ーー外来種のカメを目撃し、さらに持参した料理を返された津田さんが豹変。それまでの、ほのぼのとした雰囲気が、一瞬にして変わりました。

川瀬演じている僕が感じたことですが、最初は古き良き日本の田舎というニュアンスで、田舎の楽しい暮らしを描いていました。でも、津田さんが来たところから、突然、照明などの色も含めて一変。それまでの牧歌的なシーンとの「ギャップ効果」を、監督は意図的に狙ったんだと思います。

ーー三枝さんの役で、外面の良さと家族といる時の不思議なギャップが良かったのですが、監督から何か指示はありましたか?

三枝監督は本当に何も言わないんです。まず演じてみるのですが、監督にひとつ質問すると、ちゃんと200ぐらいの答えが返ってくるんです。監督の中では明確な意図があるのですが、それを私にわざわざ説明する訳ではなく、最初に好きにやらせて頂けたので、それがとても有り難かったです。(監督へ)ありがとうございました(笑)

永山監督何で今さら・・・(笑)

ーー監督は本当に何も指示しないのですか?

三枝監督が楽しくなってきて、やってる最中に「もっと、あーしようこうしよう」ということはありました。津田さんと夜のシーンで、撮りながら枕元で「じゃ次、こういうこと言ってみませんか」「名前を呼んでみましょう」と、監督が楽しんでいらっしゃったのは記憶にあります(笑)。でも比較的自由に、いろんなことをやらせて頂きました。私自身が、今回やらせて頂いた奥さん役に対し、すごく共感できる部分と全く共感できない部分があって、とても面白かったんです。「あ、こういう人いるよね〜」と彼女に対してイヤな思いを持っている自分もいますが、彼女は別に悪いことをしている訳ではない。全力で自分の好きなことを、ただただ一所懸命にやっているだけ。なのに、こちら側からするとイイ気持ちがしない。最近よく「そういう人」を見かけるなと思っていたところだったので、とてもいい役と出会わせていただいたな〜と思いました。(監督へ)ありがとうございました(笑)。

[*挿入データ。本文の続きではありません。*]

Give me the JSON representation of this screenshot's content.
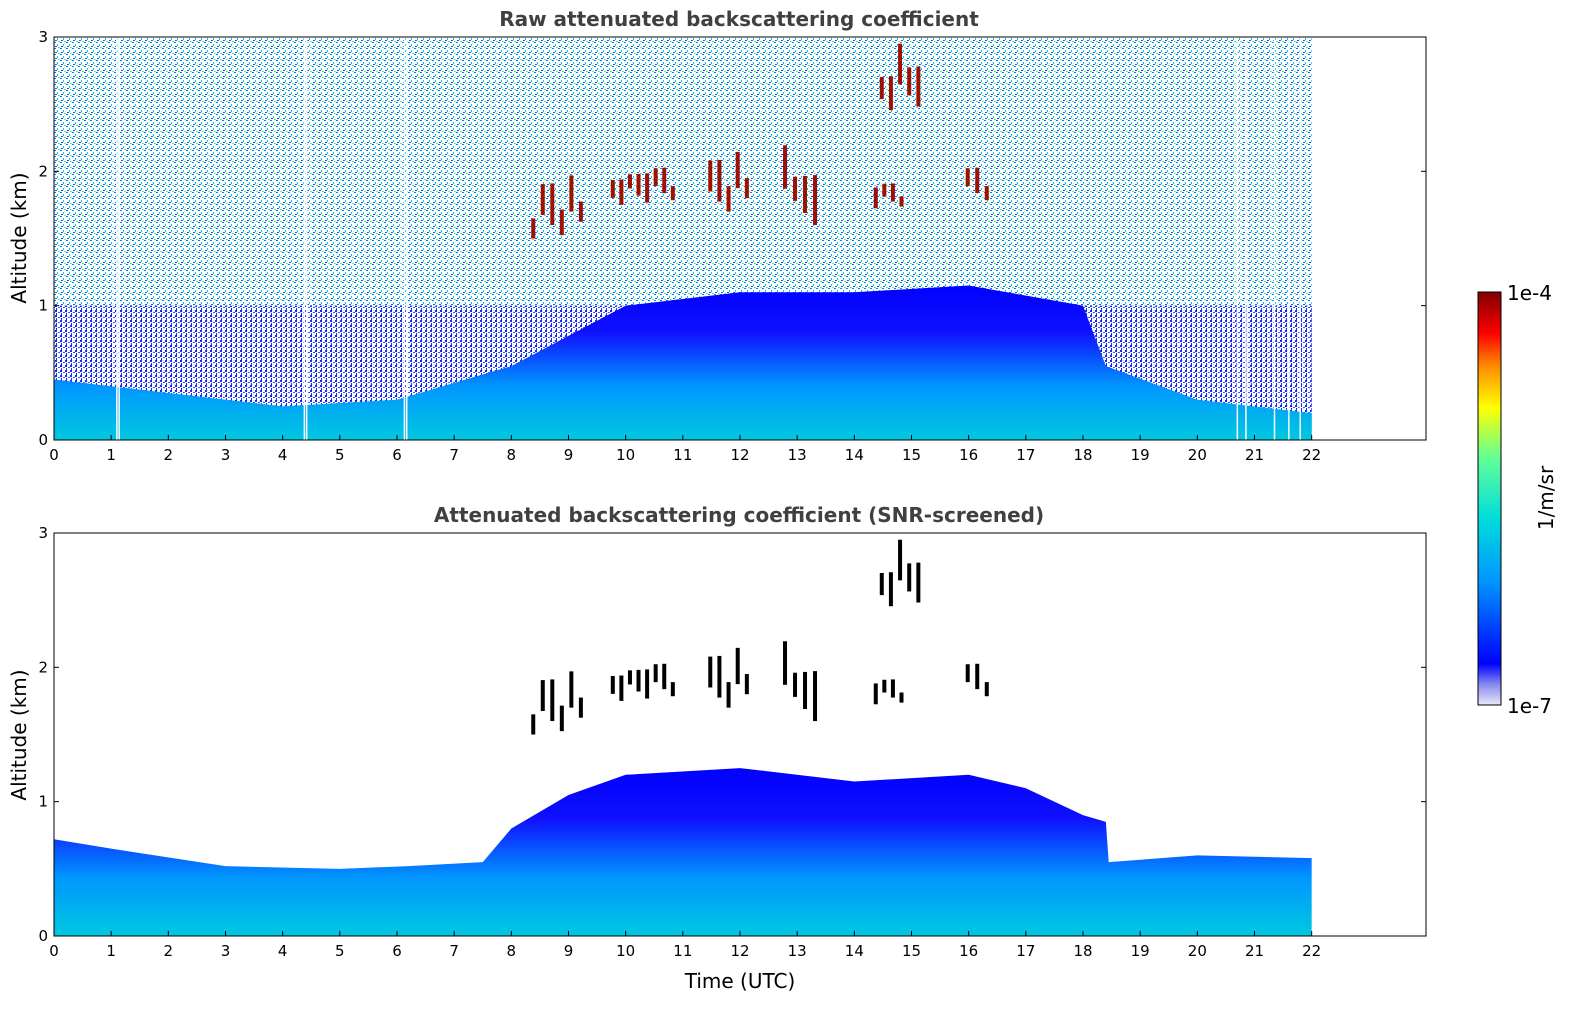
{
  "chart_data": [
    {
      "type": "heatmap",
      "title": "Raw attenuated backscattering coefficient",
      "xlabel": "",
      "ylabel": "Altitude (km)",
      "xlim": [
        0,
        24
      ],
      "ylim": [
        0,
        3
      ],
      "x_ticks": [
        "0",
        "1",
        "2",
        "3",
        "4",
        "5",
        "6",
        "7",
        "8",
        "9",
        "10",
        "11",
        "12",
        "13",
        "14",
        "15",
        "16",
        "17",
        "18",
        "19",
        "20",
        "21",
        "22"
      ],
      "y_ticks": [
        "0",
        "1",
        "2",
        "3"
      ],
      "data_extent_hours": [
        0,
        22
      ],
      "gap_times_hours": [
        1.1,
        1.14,
        4.38,
        4.42,
        6.13,
        6.17,
        20.7,
        20.85,
        21.35,
        21.6,
        21.8
      ],
      "boundary_layer_top_km": [
        [
          0,
          0.45
        ],
        [
          4,
          0.25
        ],
        [
          6,
          0.3
        ],
        [
          8,
          0.55
        ],
        [
          10,
          1.0
        ],
        [
          12,
          1.1
        ],
        [
          14,
          1.1
        ],
        [
          16,
          1.15
        ],
        [
          18,
          1.0
        ],
        [
          18.4,
          0.55
        ],
        [
          20,
          0.3
        ],
        [
          22,
          0.2
        ]
      ],
      "cloud_features": [
        {
          "t_start": 8.3,
          "t_end": 9.3,
          "alt_km": [
            1.5,
            2.0
          ]
        },
        {
          "t_start": 9.7,
          "t_end": 10.9,
          "alt_km": [
            1.75,
            2.1
          ]
        },
        {
          "t_start": 11.4,
          "t_end": 12.2,
          "alt_km": [
            1.7,
            2.2
          ]
        },
        {
          "t_start": 12.7,
          "t_end": 13.4,
          "alt_km": [
            1.6,
            2.2
          ]
        },
        {
          "t_start": 14.3,
          "t_end": 14.9,
          "alt_km": [
            1.7,
            1.95
          ]
        },
        {
          "t_start": 14.4,
          "t_end": 15.2,
          "alt_km": [
            2.4,
            2.95
          ]
        },
        {
          "t_start": 15.9,
          "t_end": 16.4,
          "alt_km": [
            1.75,
            2.1
          ]
        }
      ]
    },
    {
      "type": "heatmap",
      "title": "Attenuated backscattering coefficient (SNR-screened)",
      "xlabel": "Time (UTC)",
      "ylabel": "Altitude (km)",
      "xlim": [
        0,
        24
      ],
      "ylim": [
        0,
        3
      ],
      "x_ticks": [
        "0",
        "1",
        "2",
        "3",
        "4",
        "5",
        "6",
        "7",
        "8",
        "9",
        "10",
        "11",
        "12",
        "13",
        "14",
        "15",
        "16",
        "17",
        "18",
        "19",
        "20",
        "21",
        "22"
      ],
      "y_ticks": [
        "0",
        "1",
        "2",
        "3"
      ],
      "data_extent_hours": [
        0,
        22
      ],
      "screened_layer_top_km": [
        [
          0,
          0.72
        ],
        [
          1,
          0.65
        ],
        [
          3,
          0.52
        ],
        [
          5,
          0.5
        ],
        [
          6.2,
          0.52
        ],
        [
          7.5,
          0.55
        ],
        [
          8,
          0.8
        ],
        [
          9,
          1.05
        ],
        [
          10,
          1.2
        ],
        [
          12,
          1.25
        ],
        [
          14,
          1.15
        ],
        [
          16,
          1.2
        ],
        [
          17,
          1.1
        ],
        [
          18,
          0.9
        ],
        [
          18.4,
          0.85
        ],
        [
          18.45,
          0.55
        ],
        [
          20,
          0.6
        ],
        [
          22,
          0.58
        ]
      ],
      "cloud_features": [
        {
          "t_start": 8.3,
          "t_end": 9.3,
          "alt_km": [
            1.5,
            2.0
          ]
        },
        {
          "t_start": 9.7,
          "t_end": 10.9,
          "alt_km": [
            1.75,
            2.1
          ]
        },
        {
          "t_start": 11.4,
          "t_end": 12.2,
          "alt_km": [
            1.7,
            2.2
          ]
        },
        {
          "t_start": 12.7,
          "t_end": 13.4,
          "alt_km": [
            1.6,
            2.2
          ]
        },
        {
          "t_start": 14.3,
          "t_end": 14.9,
          "alt_km": [
            1.7,
            1.95
          ]
        },
        {
          "t_start": 14.4,
          "t_end": 15.2,
          "alt_km": [
            2.4,
            2.95
          ]
        },
        {
          "t_start": 15.9,
          "t_end": 16.4,
          "alt_km": [
            1.75,
            2.1
          ]
        }
      ]
    }
  ],
  "colorbar": {
    "label": "1/m/sr",
    "max_label": "1e-4",
    "min_label": "1e-7",
    "scale": "log",
    "colormap": [
      "#e8e8f8",
      "#0000ff",
      "#0096ff",
      "#00dcdc",
      "#64ff96",
      "#ffff00",
      "#ff8c00",
      "#ff0000",
      "#800000"
    ]
  }
}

ーー川瀬さんは、ボンゴ(パーカッション)を叩いていらっしゃいましたが音楽を?


川瀬音楽は好きです。永山くんとは音楽の趣味も合ったので、話はしていました。映画でボンゴを使おうと決まったのがいつだったかは覚えていませんが、撮影時にはボンゴに決まっていて、早々とボンゴを渡され「練習してください」と(笑)。まあ、兄がパーカッションをやっていたこともあり、楽器には慣れ親しんでいましたから、楽しかったです。

ーー東京で、ボンゴを壊され、傘でつかれて。あの後は死んだという設定なんですか?

永山監督死んでいないです。

ーーということは、生霊?

永山監督いえ、光ったおじさんです。

ーーああぁぁぁ、そうですか(全員笑)

川瀬そうですよね(笑)。あそこで「何か」が起きたんです。台本を渡された時、「なんてことを考えるんだ?!」と思いましたし、永山くんにも「君もアホなことを考えるね」と(笑)。でも、だからこそ「ここはもうコレでいいんだ!」と思って演じたら、ああなりました。永山くんにも僕にも、論理的なことではなく、心情的な「ある種の理由」があったりするのですが・・・皆さんには戸惑って頂いて結構です(笑)。

ーー最後に、この映画を通して訴えたいことは何でしょう。

永山監督日本でつい最近、ニートに関する事件がありました。引きこもりの人が子供を沢山殺した事件が起きたのですが、そのすぐ後に、引きこもりの子を持つ父親が、自分の息子もヤバイんじゃないかと思い、殺害してしまったという事件。今の日本の政治や世の中の風潮は、人間の価値を「生産性」だけで計っているような気がしています。政治家が「一億総活躍社会」を推進していることもありますが、ニートや生産性がない人が疎外され、このまま行くと「優生思想」が蔓延してしまうのではないかと危惧しています。障害者が大勢殺される事件もありましたし、みんなの「本音の感情」の中で、陰惨な事件が起きているのではないかと。この映画では、そういうモノに対して、カウンターを入れたかった。役に立たないと思われる人たちも、幸せになっていいんじゃないの?ということが、伝えたいことです。